In my work on trying to find a way out of the postmodern dark wood, Iain McGilchrist has been something of a Virgil. Though he has not written a religious work, his long conclusion takes the reader right up to the threshold of faith not as an escape from reality or a therapeutic consolation for its pains, but as a reliable way of knowing the big-T Truth.
“Truth is subjectivity,” Kierkegaard famously said. He did not mean that truth is whatever one wants to believe it is. Rather, the 19th century Danish philosopher, challenging the cerebral abstractions of the Enlightenment, indicated that the kinds of truths for which a man would live and die can only be known subjectively, through a passionate commitment of the entire self—not by standing on the bank of the river rationalizing about it, but by diving in and participating in its flow. The Matter With Things can be read as a vast and thrilling attempt to marshal science to support Kierkegaard’s bold claim.
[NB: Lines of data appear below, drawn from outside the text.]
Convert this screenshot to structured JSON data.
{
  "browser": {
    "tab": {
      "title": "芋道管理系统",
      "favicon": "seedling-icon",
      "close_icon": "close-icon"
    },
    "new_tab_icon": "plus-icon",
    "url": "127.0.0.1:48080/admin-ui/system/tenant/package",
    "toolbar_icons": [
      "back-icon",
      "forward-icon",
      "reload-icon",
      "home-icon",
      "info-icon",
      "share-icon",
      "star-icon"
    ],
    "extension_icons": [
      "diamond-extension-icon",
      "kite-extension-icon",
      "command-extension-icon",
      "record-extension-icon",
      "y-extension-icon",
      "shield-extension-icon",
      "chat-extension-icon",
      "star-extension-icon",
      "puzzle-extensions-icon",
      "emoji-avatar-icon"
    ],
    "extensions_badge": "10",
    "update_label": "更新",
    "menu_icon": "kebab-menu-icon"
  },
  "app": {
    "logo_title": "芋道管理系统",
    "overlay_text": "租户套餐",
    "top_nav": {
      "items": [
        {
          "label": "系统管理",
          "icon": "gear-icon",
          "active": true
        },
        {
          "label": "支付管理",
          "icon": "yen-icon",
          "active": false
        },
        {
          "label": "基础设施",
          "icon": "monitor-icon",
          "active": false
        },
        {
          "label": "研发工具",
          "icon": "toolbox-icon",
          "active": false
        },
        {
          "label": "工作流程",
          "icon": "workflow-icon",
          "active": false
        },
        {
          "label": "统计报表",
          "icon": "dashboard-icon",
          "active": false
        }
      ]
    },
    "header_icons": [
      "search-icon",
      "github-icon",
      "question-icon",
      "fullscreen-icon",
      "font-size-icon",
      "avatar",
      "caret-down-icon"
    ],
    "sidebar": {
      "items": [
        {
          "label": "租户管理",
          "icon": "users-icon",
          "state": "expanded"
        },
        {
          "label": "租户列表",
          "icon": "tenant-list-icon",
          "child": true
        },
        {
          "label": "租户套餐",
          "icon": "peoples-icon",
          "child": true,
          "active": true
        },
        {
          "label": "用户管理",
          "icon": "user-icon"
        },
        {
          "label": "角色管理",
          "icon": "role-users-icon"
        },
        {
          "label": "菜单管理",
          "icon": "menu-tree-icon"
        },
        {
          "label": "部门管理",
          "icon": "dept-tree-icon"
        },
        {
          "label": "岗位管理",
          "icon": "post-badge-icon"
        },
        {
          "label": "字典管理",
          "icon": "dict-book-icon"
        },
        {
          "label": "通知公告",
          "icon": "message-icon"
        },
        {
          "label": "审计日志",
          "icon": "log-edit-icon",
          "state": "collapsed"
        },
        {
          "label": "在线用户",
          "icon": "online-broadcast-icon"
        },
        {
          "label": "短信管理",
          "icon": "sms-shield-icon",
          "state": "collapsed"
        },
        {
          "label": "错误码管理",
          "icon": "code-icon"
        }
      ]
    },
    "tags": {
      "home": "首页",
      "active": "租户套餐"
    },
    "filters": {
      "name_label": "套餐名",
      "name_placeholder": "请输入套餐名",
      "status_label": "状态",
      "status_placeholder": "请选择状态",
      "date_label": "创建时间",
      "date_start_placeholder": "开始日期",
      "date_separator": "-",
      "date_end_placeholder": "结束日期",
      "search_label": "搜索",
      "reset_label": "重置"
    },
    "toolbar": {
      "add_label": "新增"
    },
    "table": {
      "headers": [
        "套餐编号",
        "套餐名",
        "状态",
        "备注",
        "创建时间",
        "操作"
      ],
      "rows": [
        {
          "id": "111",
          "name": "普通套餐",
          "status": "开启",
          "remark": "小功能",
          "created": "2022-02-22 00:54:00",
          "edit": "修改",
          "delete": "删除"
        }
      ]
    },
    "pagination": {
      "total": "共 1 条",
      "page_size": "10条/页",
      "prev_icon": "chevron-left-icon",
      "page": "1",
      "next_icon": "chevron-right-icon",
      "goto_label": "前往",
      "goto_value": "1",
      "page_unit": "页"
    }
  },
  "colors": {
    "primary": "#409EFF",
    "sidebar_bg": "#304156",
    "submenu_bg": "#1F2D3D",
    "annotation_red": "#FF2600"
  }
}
In the end, the genial professor who Sebastian Morello visits at his damp Hebridean retreat is a sly enchanter—or, to be precise, a re-enchanter. Disenchantment is not a matter of reality having had a layer of fairy dust blown away by modernity, but something much deeper: a loss of meaning, purpose, and direction. Most people who have thought about it for more than five minutes understand that meaning that one has consciously constructed (as opposed to discovered) is not meaning at all.
McGilchrist does not denigrate science as a way of knowing, but only puts it in its proper place. We can know the truths that make life purposeful primarily, though not exclusively, through art, poetry, and, yes, religion: modes of encountering the world that do not negate the rational, but rather complete it. Iain McGilchrist is a physician who is really a metaphysician, a scientist with the soul of a poet, and exactly the public intellectual we need in such a time as this.